A Reading Course in Homeric Greek, Book One, Third Edition is a revised edition of the well respected text by Frs. Schoder and Horrigan. This text provides an introduction to Ancient Greek language as found in the Greek of Homer. Covering 120 lessons, readings from Homer begin after the first 10 lessons in the book. Honor work, appendices, and vocabularies are included, along with review exercises for each chapter with answers.
Imagine a language textbook with no pictures! Not even a line drawing! This book is it. May God bless the two learned Jesuits who wrote it.
Before progressive educators began their systematic destruction of the classical curriculum, Homer -- in Greek -- was a standard subject for college-bound American high school students. Until around 1900 elite American colleges required students to pass entrance examinations in Latin or Classical Greek. Indeed, prefaces to Homeric Greek schoolbooks authored in the late 1800's (some of which are sitting on my bookshelf) routinely reference the expectation that students would read substantial portions of the Iliad or Odyssey in preparation for college.
Homer still rules in the sovereign kingdom of the humanities. New translations of his poems appear nearly every year, and in the better high schools the Odyssey has been a standard text for many freshman English students. And yet, Homer's unrivaled genius and foundational importance notwithstanding, only an extraordinarily infinitesimal, teensy-weensy group of students (both in high school and college) read him in his own language. Even many elite prep schools formerly known for the rigor of their offerings in classics no longer employ faculty members to teach ancient Greek. Each year approximately 200 students sit for the National Greek Exam in Homer -- this in a country of 17 million high school students.
This deplorable state of affairs is an indictment of our educational system. For the sake of educational sanity, Greek must be restored as a core subject within the secondary curriculum. This beautiful textbook is the standard issue field manual for all those who are ready to fight in this rear guard engagement.

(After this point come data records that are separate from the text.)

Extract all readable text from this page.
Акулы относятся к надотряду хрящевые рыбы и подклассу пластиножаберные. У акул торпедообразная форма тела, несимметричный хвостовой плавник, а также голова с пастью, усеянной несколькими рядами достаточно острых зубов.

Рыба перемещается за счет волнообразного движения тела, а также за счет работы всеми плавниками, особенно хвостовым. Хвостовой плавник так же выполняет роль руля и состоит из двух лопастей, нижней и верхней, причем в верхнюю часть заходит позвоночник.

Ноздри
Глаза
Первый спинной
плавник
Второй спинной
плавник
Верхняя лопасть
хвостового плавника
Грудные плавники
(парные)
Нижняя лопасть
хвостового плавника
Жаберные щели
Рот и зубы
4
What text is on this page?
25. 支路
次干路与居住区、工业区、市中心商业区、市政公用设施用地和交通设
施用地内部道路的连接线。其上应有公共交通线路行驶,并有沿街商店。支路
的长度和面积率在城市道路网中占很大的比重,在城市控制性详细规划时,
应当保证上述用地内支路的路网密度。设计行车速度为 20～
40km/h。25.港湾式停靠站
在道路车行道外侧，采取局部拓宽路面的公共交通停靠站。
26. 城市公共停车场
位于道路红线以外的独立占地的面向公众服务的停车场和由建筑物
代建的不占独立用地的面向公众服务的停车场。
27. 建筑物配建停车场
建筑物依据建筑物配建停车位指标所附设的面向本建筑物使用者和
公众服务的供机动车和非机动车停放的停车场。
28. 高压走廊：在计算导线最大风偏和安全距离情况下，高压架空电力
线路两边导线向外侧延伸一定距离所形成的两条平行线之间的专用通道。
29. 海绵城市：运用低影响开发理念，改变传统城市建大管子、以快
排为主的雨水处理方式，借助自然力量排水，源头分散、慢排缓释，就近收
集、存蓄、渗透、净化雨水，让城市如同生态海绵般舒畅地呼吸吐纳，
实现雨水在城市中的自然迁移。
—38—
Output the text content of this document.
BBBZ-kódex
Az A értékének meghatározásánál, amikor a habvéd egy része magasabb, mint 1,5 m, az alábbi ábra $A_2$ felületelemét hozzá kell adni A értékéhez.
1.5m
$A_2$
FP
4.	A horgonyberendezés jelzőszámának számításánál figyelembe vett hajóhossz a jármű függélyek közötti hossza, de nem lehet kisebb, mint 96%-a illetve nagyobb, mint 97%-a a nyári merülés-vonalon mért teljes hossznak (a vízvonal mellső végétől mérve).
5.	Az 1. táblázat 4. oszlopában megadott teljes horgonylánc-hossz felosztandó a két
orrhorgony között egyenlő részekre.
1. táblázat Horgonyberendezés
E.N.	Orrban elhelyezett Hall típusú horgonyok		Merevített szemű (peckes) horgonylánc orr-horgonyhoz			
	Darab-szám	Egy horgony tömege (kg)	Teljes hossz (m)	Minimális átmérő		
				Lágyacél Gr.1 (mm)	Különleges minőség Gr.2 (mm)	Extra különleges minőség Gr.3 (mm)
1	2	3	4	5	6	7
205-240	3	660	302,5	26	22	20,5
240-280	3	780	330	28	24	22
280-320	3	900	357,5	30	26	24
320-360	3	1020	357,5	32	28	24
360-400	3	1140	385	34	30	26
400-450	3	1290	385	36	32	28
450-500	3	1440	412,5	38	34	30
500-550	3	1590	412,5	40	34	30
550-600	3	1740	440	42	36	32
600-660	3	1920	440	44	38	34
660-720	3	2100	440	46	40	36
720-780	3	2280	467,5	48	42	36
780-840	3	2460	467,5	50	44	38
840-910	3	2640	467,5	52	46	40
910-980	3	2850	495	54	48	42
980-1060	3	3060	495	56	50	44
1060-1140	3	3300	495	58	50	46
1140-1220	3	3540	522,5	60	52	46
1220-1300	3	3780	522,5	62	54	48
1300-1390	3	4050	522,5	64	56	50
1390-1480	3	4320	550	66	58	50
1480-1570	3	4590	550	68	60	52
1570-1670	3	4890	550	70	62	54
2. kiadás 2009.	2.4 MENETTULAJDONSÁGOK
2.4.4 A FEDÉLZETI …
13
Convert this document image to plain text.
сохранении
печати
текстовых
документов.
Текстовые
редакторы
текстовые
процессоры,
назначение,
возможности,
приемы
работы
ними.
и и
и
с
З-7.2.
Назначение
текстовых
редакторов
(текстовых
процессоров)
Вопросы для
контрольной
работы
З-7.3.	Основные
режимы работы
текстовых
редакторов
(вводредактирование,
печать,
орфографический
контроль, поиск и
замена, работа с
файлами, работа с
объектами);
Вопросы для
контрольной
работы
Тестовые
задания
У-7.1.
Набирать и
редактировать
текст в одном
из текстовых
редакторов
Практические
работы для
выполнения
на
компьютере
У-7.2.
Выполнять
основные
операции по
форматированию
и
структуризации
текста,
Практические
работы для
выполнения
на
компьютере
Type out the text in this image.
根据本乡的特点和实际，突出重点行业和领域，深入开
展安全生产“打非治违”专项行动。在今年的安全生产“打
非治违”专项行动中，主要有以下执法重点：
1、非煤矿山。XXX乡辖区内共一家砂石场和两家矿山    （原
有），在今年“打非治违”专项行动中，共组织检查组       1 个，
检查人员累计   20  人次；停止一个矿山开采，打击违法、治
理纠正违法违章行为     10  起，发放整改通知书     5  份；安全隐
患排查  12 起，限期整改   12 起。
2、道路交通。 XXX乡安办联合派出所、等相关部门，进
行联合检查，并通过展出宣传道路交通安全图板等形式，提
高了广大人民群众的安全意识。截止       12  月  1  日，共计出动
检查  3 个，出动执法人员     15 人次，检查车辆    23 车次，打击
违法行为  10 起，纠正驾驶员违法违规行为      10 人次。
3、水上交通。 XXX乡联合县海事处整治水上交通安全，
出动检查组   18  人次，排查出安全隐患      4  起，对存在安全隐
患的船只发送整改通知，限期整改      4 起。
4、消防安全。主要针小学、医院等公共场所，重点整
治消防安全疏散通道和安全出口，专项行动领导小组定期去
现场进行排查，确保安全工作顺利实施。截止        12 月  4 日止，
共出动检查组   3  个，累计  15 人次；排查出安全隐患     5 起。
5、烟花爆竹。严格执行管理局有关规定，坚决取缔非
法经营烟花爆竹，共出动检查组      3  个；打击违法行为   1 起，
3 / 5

I enthusiastically recommend this book to anyone considering teaching Homeric Greek. Ancient Greek -- whether Koine, Attic or Homeric -- is an exacting discipline that cries out for just the sort of clear, straightforward presentation that is offered here.
The book's format of presenting new grammar and vocabulary in brief, manageable lessons is so refreshing -- a reminder of how common sense and restraint characterized the textbooks of yesteryear. Compared with the surreal butchery of modern language textbooks -- where distracting sidebars, clashing colors, trivial dialogues and irrelevant pictures conspire to prevent students from learning anything having to do with grammar -- this book is a model of clarity and sanity. Each chapter includes short Greek sentences for translation which illustrate the grammatical concepts under consideration. Included also are English sentences for translation into Greek (time constraints force me to skip these) as well as additional sentences for translation that are adapted from a great wealth of ancient authors: Homer, Hesiod, Plato, the tragedians, Theognis, Menander, Pindar, the Gospels, the Septuagint, Aristotle, the pre-Socratics, and many others.
The authors -- learned Jesuits with a deep appreciation for the extraordinary range of classical Greek literature -- bring into play a wide sampling of viewpoints both Christian and classical. Sentences in Greek that students routinely encounter include such typical examples as: "If men should live justly with one another, they would no doubt have peace; A good friend is the best of all treasures; Let us not love the wealth of a man, but the man himself; and Wise men believe that moral excellence brings glory." These and frequent reminders about the immortality of the soul offer students ideas that are very rarely, if ever, touched upon in American public schools.
Both the Greek and English fonts are attractive, and full paradigms of word forms are set forth within the pages of each lesson, rather than referenced in an appendix. Another especially helpful feature of the book is the use of authentically Greek idioms and word order throughout the sample Greek sentences. In particular, there are more examples of ellipses, conditions, adjectives used substantively, and constructions with a more genuinely "Greek" feel than one typically encounters in the synthetic sentences of Athenaze, a beginning Attic textbook that I have used enthusiastically for over a decade. The subjunctive and optative moods are introduced much earlier in this book than in Athenaze, and what students read by way of exercises comes strikingly close to the actual Homeric verses (Odyssey Book 9) they will encounter in chapters 61-120.
The authors drew upon many years of experience in teaching Homer and were careful to omit extraneous grammatical information. The best proof of this book's excellence are the actual results I see in my own students, most of whom can translate Homer with relative ease by the spring semester of their second year of the subject. Unlike An Introduction to Greek, which I recently had to jettison as a second year text because it was only torturing my students rather than helping them understand Greek, this book features Greek sentences that are sensibly crafted to advance students at a reasonable pace toward the goal of reading Homer with confidence and pleasure.